Farhad Pirbal is an experimental Kurdish poet whose first collection in English, Refugee Number 33,333, translated by Pshtiwan Babakr and Shook, features excerpts from six of his poetry books published between 1990 and 2009. Pirbal’s poems, often restless and peripatetic, are concerned with immigration, exile, and belonging. Though the route of an exile is often imagined as isolated and singular, Pirbal writes to preserve a kind of collective memorial archive of immigrants, and there is a sense throughout of the shadows of all immigrants, past, present, and future, passing through these poems. In “For Ernst Rodin,” Pirbal writes:

Naked, perched, sunken in contemplation,
the fingers of one hand beneath his chin, seated, he thinks.

[…]

We pass by and gaze at him,
some of us sad, some of us happy hearted,
some of us jokingly,
and some of us awed:
               “Why is this man sitting naked, thinking?” 
                “How long has this man
                 been sitting right here, thinking?”

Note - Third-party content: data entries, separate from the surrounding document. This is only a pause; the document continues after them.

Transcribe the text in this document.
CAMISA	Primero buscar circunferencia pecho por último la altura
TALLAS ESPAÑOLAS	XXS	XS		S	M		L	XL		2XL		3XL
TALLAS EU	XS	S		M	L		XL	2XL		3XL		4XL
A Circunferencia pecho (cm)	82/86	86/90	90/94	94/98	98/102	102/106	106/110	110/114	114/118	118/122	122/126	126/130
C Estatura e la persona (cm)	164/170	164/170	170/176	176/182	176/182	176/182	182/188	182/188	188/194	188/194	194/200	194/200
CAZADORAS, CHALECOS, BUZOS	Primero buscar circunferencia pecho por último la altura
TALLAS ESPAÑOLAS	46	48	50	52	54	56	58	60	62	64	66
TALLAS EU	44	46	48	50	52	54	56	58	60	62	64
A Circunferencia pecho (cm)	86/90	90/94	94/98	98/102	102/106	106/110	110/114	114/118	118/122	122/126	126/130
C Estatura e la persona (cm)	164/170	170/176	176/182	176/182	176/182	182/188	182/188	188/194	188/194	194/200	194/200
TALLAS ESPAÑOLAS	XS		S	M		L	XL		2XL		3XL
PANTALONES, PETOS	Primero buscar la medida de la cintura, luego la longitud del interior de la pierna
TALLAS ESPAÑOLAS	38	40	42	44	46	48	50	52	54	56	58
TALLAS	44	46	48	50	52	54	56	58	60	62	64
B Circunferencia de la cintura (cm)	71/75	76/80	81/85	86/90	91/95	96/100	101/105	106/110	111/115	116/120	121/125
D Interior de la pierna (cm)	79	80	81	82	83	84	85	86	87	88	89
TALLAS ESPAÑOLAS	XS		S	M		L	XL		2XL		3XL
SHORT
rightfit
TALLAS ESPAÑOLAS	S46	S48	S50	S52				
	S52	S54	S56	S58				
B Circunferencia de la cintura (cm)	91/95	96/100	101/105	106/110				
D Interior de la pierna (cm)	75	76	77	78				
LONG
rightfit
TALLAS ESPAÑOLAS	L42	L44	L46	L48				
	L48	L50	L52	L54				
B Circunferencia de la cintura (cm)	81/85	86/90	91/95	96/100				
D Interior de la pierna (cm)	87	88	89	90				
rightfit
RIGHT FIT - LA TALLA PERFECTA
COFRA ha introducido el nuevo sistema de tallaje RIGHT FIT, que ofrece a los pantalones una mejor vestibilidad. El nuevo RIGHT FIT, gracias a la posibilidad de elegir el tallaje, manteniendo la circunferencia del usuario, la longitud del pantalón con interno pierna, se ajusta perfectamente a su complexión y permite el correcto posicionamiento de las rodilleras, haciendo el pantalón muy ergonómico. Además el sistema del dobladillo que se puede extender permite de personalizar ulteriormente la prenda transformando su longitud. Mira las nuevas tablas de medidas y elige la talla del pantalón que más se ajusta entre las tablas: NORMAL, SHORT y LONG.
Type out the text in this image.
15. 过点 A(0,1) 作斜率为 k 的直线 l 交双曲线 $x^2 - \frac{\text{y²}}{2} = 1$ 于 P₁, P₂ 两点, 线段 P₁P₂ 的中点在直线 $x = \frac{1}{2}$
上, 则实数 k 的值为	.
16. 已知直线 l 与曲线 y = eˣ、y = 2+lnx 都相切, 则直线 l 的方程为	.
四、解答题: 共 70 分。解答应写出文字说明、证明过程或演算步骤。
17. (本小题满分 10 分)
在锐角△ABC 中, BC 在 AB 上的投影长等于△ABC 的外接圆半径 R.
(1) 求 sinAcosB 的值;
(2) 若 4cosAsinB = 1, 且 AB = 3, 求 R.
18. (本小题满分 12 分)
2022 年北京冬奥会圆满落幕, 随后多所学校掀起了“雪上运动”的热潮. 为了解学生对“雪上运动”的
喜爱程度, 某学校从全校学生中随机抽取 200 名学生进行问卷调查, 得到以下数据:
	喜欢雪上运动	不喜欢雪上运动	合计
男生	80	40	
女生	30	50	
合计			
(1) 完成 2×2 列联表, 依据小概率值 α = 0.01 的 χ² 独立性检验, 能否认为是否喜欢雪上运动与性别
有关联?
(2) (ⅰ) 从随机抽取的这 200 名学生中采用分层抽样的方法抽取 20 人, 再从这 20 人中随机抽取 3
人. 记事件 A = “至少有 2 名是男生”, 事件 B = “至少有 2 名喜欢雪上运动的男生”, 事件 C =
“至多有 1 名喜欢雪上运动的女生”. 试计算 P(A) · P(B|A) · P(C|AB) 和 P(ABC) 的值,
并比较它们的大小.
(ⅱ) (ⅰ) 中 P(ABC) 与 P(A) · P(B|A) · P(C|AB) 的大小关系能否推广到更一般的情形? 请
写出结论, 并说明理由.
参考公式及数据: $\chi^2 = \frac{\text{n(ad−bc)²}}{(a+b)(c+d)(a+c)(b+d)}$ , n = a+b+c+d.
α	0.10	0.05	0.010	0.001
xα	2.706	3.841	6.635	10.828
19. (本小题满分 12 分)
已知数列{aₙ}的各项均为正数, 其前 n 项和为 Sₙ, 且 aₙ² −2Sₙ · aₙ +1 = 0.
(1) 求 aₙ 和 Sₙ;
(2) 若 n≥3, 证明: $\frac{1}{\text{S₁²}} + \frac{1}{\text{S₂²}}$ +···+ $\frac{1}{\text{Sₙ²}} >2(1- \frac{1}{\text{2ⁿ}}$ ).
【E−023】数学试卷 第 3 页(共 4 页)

This poem relates an immigrant’s experience of strolling a European city, where ridiculing a canonical piece of work offers a way to momentarily offset feelings of otherness. In the list poem “44 Definitions of Exile,” Pirbal writes:

11. Wishing for all your family and relatives from Kurdistan to move nearby
your house in Oxford Circus, in London.

Which immigrant hasn’t wanted to move their family close, or balked at economic injustice as Pirbal does in “1993”:

as long as the price of a pair of underwear in Geneva 
is worth fifteen kurta and shalwar in Bombay,

as long as the asshole dollar is worth five hundred dinars in Slemani, 
as long as even thirty 500 dinars is not worth
a glass of ice cream in Venice,
this world must be destroyed—entirely!

In the long poem “I Remember,” when the speaker recalls a bygone era of Hewlêr, I feel his sense of loss keenly: “I remember that the place where Orosdi-Back is today (across from the court) was a big field.”